– Послушай, Бармина, ты же умная. – Рогачов тоже начал злиться. – Мы, большевики, – реалисты, только поэтому мы победили. И твой Троцкий во время Гражданской был реалистом. Воевал он хорошо, но восстанавливать и строить ему скучно. Вообразил себя новым Бонапартом, подавай ему всю Европу. Какая Европа? Мы и о Польшу-то несчастную в двадцатом году зубы сломали. Мы пока слабы, Бармина. Воевать нечем, жрать нечего! Будто ты не знаешь! Троцкий оторвался от реальности. Реалист теперь Сталин, и поэтому я – за Сталина. Мы должны показать мировому пролетариату, как замечательно умеет трудовой люд жить без буржуев. Когда мир увидит преимущества социализма, революции вспыхнут повсеместно! Сами собой!
– Какие преимущества? – Она села на кровати и теперь смотрела на него сверху вниз – так же яростно, как после голосования, определившего судьбу оппозиции. – Вы разлагаете и развращаете страну, которая без того разложена и развращена! Маните пряником мелкобуржуазности и нэпмановского уютца, щелкаете кнутом своего ГПУ, которое хуже царской Охранки. Опомнись, Рогачов! Вот за это мы с тобой погибали и убивали? Чтоб жены партработников форсили в мехах и ездили по магазинам на авто с шофером? Когда ты упал раненый – там, под Кронштадтом, – я тебя волокла по льду и плакала, а ты все повторял: «не жалко, не жалко» – помнишь? – ты вот ради этого хотел отдать свою жизнь? Чтоб членам ЦК выписывали матобеспечение по первому разряду, а членам Политбюро – по высшему? Чтоб люди шептались по углам и боялись пикнуть, потому что всюду шныряют филеры Дзержинского? Что за общество вы строите, Рогачов? Наверху – чинуши, внизу – трясущиеся от страха рабы? Всё снова-здорово, как при царе Горохе? У вас это называется социализмом?
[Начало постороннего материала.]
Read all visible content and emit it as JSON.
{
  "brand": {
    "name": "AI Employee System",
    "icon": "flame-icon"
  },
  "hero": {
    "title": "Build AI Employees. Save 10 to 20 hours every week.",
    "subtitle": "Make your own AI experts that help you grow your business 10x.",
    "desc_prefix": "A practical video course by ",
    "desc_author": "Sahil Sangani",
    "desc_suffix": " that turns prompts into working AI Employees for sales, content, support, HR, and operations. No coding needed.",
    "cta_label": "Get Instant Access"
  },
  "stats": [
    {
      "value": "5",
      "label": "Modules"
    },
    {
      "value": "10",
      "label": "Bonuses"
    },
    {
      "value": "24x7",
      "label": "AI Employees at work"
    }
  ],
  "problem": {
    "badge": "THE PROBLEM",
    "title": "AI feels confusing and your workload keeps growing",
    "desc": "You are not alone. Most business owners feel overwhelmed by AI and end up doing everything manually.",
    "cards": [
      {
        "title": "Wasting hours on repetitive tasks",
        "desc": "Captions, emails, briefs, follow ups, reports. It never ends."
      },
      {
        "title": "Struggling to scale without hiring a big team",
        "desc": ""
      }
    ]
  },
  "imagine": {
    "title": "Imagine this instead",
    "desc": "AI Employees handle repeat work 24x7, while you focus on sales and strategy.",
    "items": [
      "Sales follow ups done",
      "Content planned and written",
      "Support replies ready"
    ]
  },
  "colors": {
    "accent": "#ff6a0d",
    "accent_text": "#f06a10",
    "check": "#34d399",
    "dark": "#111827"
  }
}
Верин голос поднимался выше, наливался звоном, но не срывался. Так она говорила на митингах. Однажды на Дальнем Востоке она вернула на фронт краснопартизанский полк, взбунтовавшийся и перебивший политработников.
Когда Вера заводилась, надо было не кричать в ответ, а наоборот понижать голос. Тогда она умолкала.
– Победить в Гражданской войне было трудно, – тихо сказал Рогачов, – но в десять раз труднее будет победить косность сознания, шкурничество, хапужничество. Порядок новый, а люди-то прежние. Эту темную, дремучую страну можно вытащить на свет только за шиворот, только пинками. Да, через страх – если через ум не получается. Нет пока ума. Его еще нажить надо. Как минимум – научиться грамоте, мыть руки перед едой, жить общественным интересом. Я за линию Сталина, потому что в Политбюро он яснее всех понимает эту грубую правду, готов впрячься в телегу и протащить ее через грязь.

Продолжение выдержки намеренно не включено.